Abortion in the 19th-century US was widely accepted as a means of avoiding the risks of pregnancy. The idea of banning or punishing it came later
by Tamara Dean
Tue 12 Jul 2022
At our rural county’s historical society, the past lives loosely in bulletins, news clippings, maps and handwritten index cards. It’s pieced together by pale, grey-haired women who sit at oak tables and pore over old photos. Western sun filters in, half-lighting the women as they name who’s pictured, who has passed on. Other volunteers gossip and cut obituaries from local newspapers.

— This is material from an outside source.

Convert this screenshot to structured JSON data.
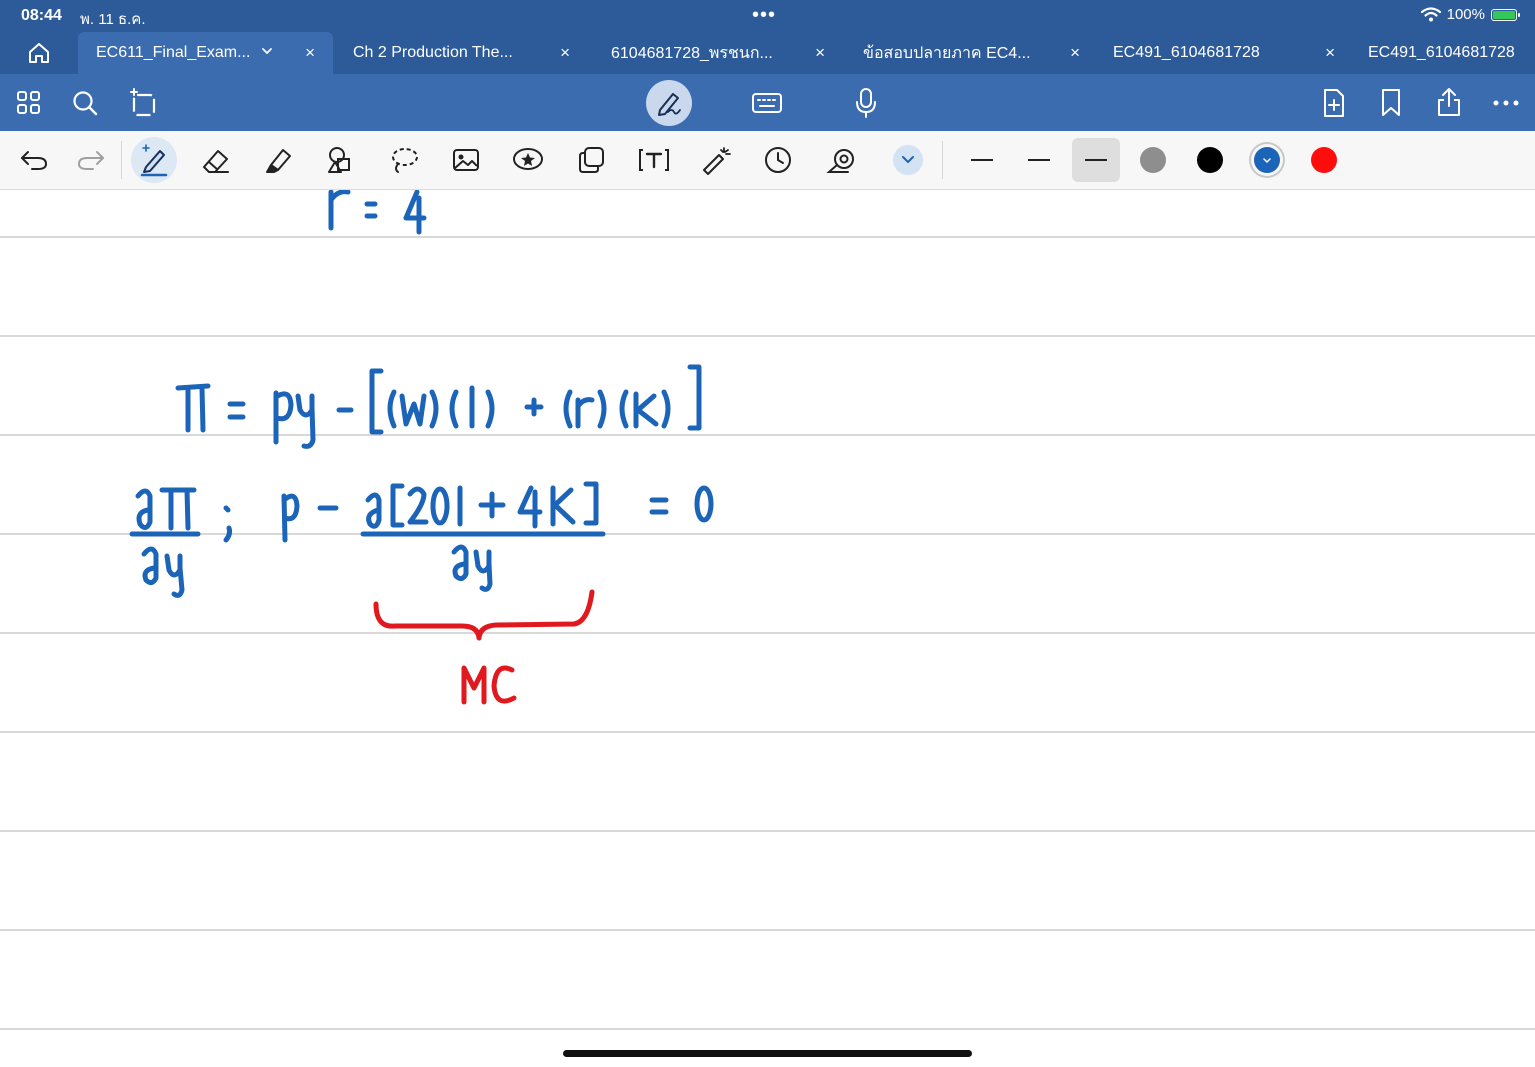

I was sent here by hearsay. For years, my neighbour has claimed that the old cemetery in the low-lying field on my Wisconsin property contains more bodies than the scant number of tombstones indicates. The epic flood of 1978 washed away the markers of the nameless – civil war soldiers, he says. I want to know who the dead were in life. After many walks through the cemetery, I’m familiar with the markers that remain. One narrow footstone reads simply: “MAS”. Three marble headstones rest at odd angles among the box elder trees. Stained, eroded and lichen-crusted, the stones belong to a boy and two baby girls who died in the 1850s and 60s. On the boy’s is a relief of a weeping willow; on the sisters’ are rosebuds. Signs of young lives cut short.